The other wild card to this is that if you are having your tanks filled at a partial pressure fill station,
there can be a 2% to as much as 4% range in the true percentage of oxygen that the sensor will register if you do not roll of the tanks around for a little bit immediately after a partial pressure fill.
There have been several conversations on Scubaboard in the past, about this process but here is the quick rundown on this potential variance in an accurate O2 reading.
If you put in 300 or 500 psi of oxygen, and then put air on top, and then test the tank without rolling around on the floor, there can be up to a 4% variance in the accurate reading of the gas that is in the tank.
4% would be the most extreme differential that I have ever personally heard of.
Some people are of the opinion that this only really happens if you test the tank immediately or very shortly after the fill being performed.
There is a body of thought that says if you leave the tank sitting there overnight that the gas will evenly distribute and you will get an accurate reading.
I am of the opinion that if a tank has been partial pressure filled, even if it has been sitting in the shop for a week waiting for pick up, you ought to at least roll it across the floor for 15 seconds before you put it on the analyzer.
My personal situation is this.
I very, very, very, rarely rent scuba tanks.
If I pick up my or my friends tanks at the shop that have been filled, I test them there.
They then go into my garage.
Then if I am going somewhere I throw them into my truck, and I drive to a boat, and I dive them without testing them.
But I have a certain laissez-faire attitude about this, because almost all of the tanks in my garage are within a point or two of one another.
Generally in the 35 to 38% range.
This is a whole different ballgame if we are doing some special deep wreck or reef or even decompression diving.
When that happens, I will test the tanks at the shop, and when we arrive at the boat,
not only are we testing the percentages again, but we are also checking to make sure that the tanks are full.
But the mistakes do happen.
As recently as three weeks ago, I ended up grabbing two empties that somebody slipped into my garage, and did not test them.

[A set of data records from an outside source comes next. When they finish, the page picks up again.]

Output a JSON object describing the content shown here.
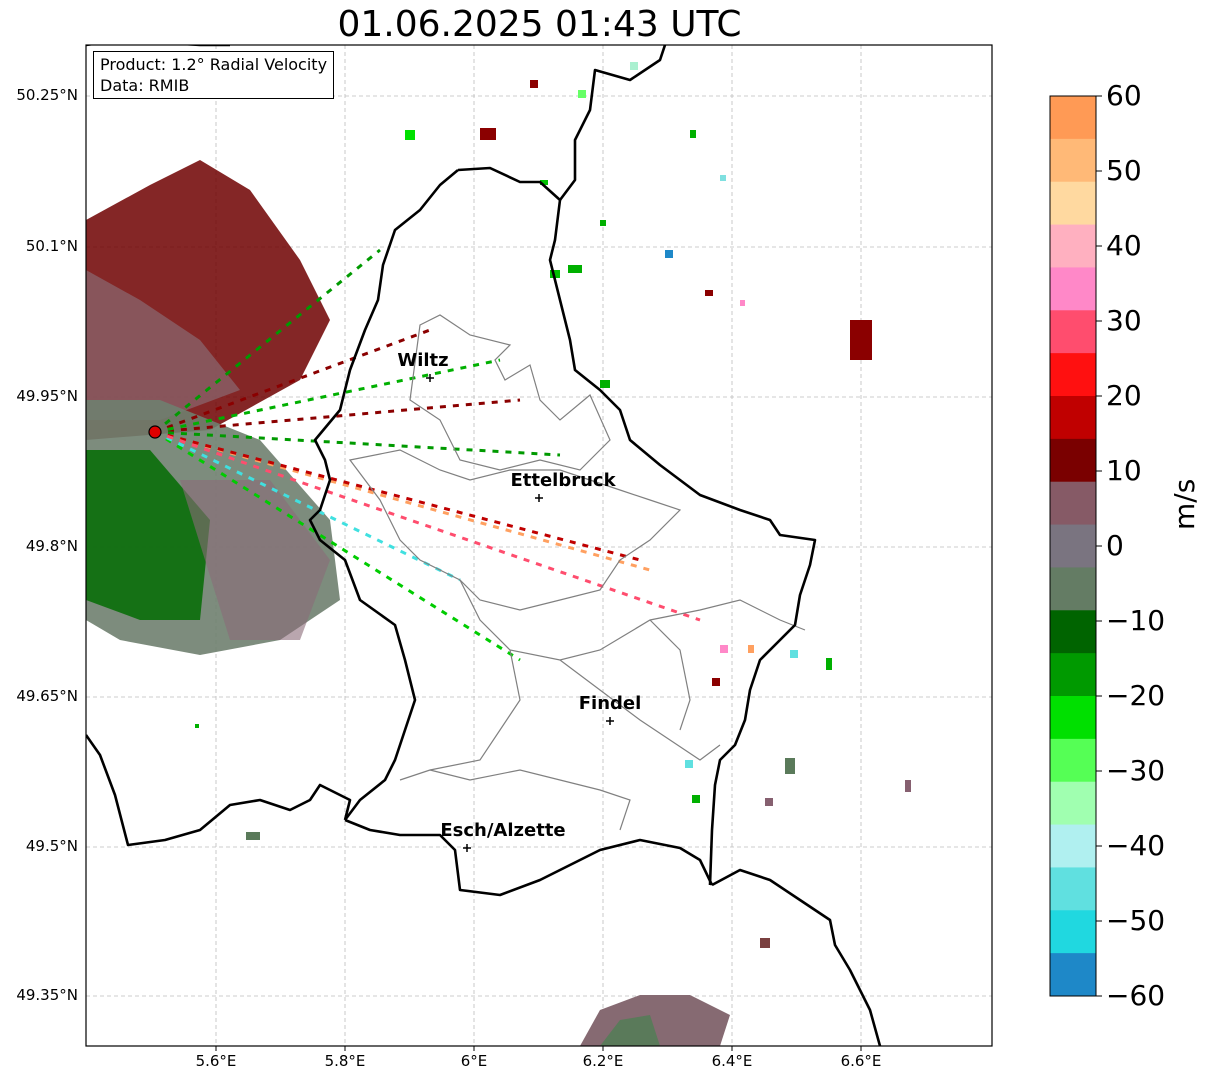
{
  "title": "01.06.2025 01:43 UTC",
  "info": {
    "product": "Product: 1.2° Radial Velocity",
    "data": "Data: RMIB"
  },
  "lat_labels": [
    "50.25°N",
    "50.1°N",
    "49.95°N",
    "49.8°N",
    "49.65°N",
    "49.5°N",
    "49.35°N"
  ],
  "lon_labels": [
    "5.6°E",
    "5.8°E",
    "6°E",
    "6.2°E",
    "6.4°E",
    "6.6°E"
  ],
  "cities": [
    {
      "name": "Wiltz"
    },
    {
      "name": "Ettelbruck"
    },
    {
      "name": "Findel"
    },
    {
      "name": "Esch/Alzette"
    }
  ],
  "colorbar": {
    "label": "m/s",
    "ticks": [
      "60",
      "50",
      "40",
      "30",
      "20",
      "10",
      "0",
      "−10",
      "−20",
      "−30",
      "−40",
      "−50",
      "−60"
    ],
    "colors": [
      "#ff9a55",
      "#ffb977",
      "#ffd9a0",
      "#ffb0c0",
      "#ff88c8",
      "#ff4d6e",
      "#ff1010",
      "#c00000",
      "#7a0000",
      "#865a66",
      "#7a7480",
      "#647c64",
      "#006400",
      "#009a00",
      "#00e000",
      "#55ff55",
      "#a0ffb0",
      "#b0f0f0",
      "#60e0e0",
      "#20d8e0",
      "#1e88c8"
    ]
  },
  "radar_site_color": "#e00000"
}
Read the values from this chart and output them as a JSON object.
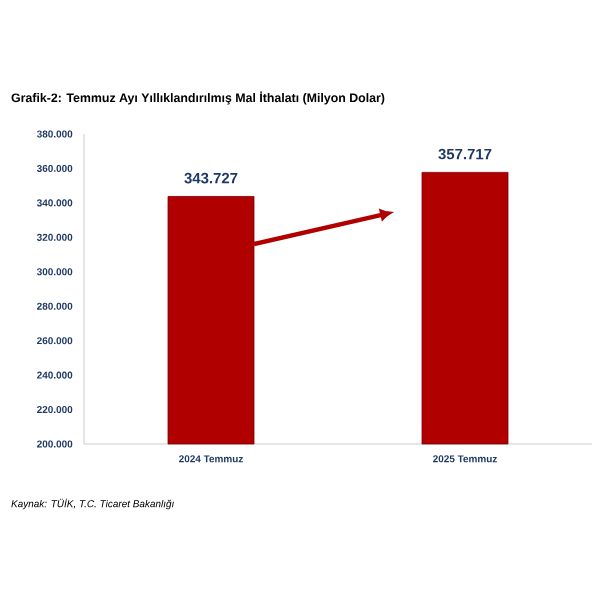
{
  "chart_data": {
    "type": "bar",
    "title": "Grafik-2: Temmuz Ayı Yıllıklandırılmış Mal İthalatı (Milyon Dolar)",
    "categories": [
      "2024 Temmuz",
      "2025 Temmuz"
    ],
    "values": [
      343727,
      357717
    ],
    "value_labels": [
      "343.727",
      "357.717"
    ],
    "color": "#b00000",
    "ylim": [
      200000,
      380000
    ],
    "yticks": [
      {
        "value": 200000,
        "label": "200.000"
      },
      {
        "value": 220000,
        "label": "220.000"
      },
      {
        "value": 240000,
        "label": "240.000"
      },
      {
        "value": 260000,
        "label": "260.000"
      },
      {
        "value": 280000,
        "label": "280.000"
      },
      {
        "value": 300000,
        "label": "300.000"
      },
      {
        "value": 320000,
        "label": "320.000"
      },
      {
        "value": 340000,
        "label": "340.000"
      },
      {
        "value": 360000,
        "label": "360.000"
      },
      {
        "value": 380000,
        "label": "380.000"
      }
    ],
    "grid": false,
    "annotations": [
      "Kaynak: TÜİK, T.C. Ticaret Bakanlığı"
    ]
  }
}
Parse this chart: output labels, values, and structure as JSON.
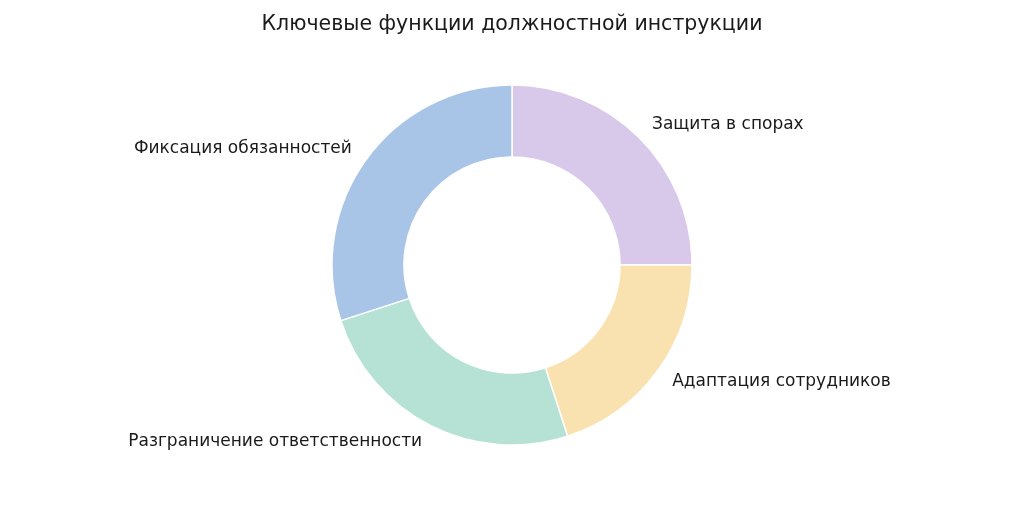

The rule with my group is upon depleting a tank you have to remove the percentage mix label/tape from the crown.
Somebody did not do that, and I did not know that the tanks were in the garage empty.
My buddy and I had to do two dives on one tank apiece.
Which was not the end of the world, because a low pressure 120 can really do nice things for you if you know how to fill them correctly.
We ended up diving one hour and 45 minutes instead of the two hours that was allowed for that particular trip.
So it was no big deal.
Chug
Often laissaiz fair but nosy at the same time.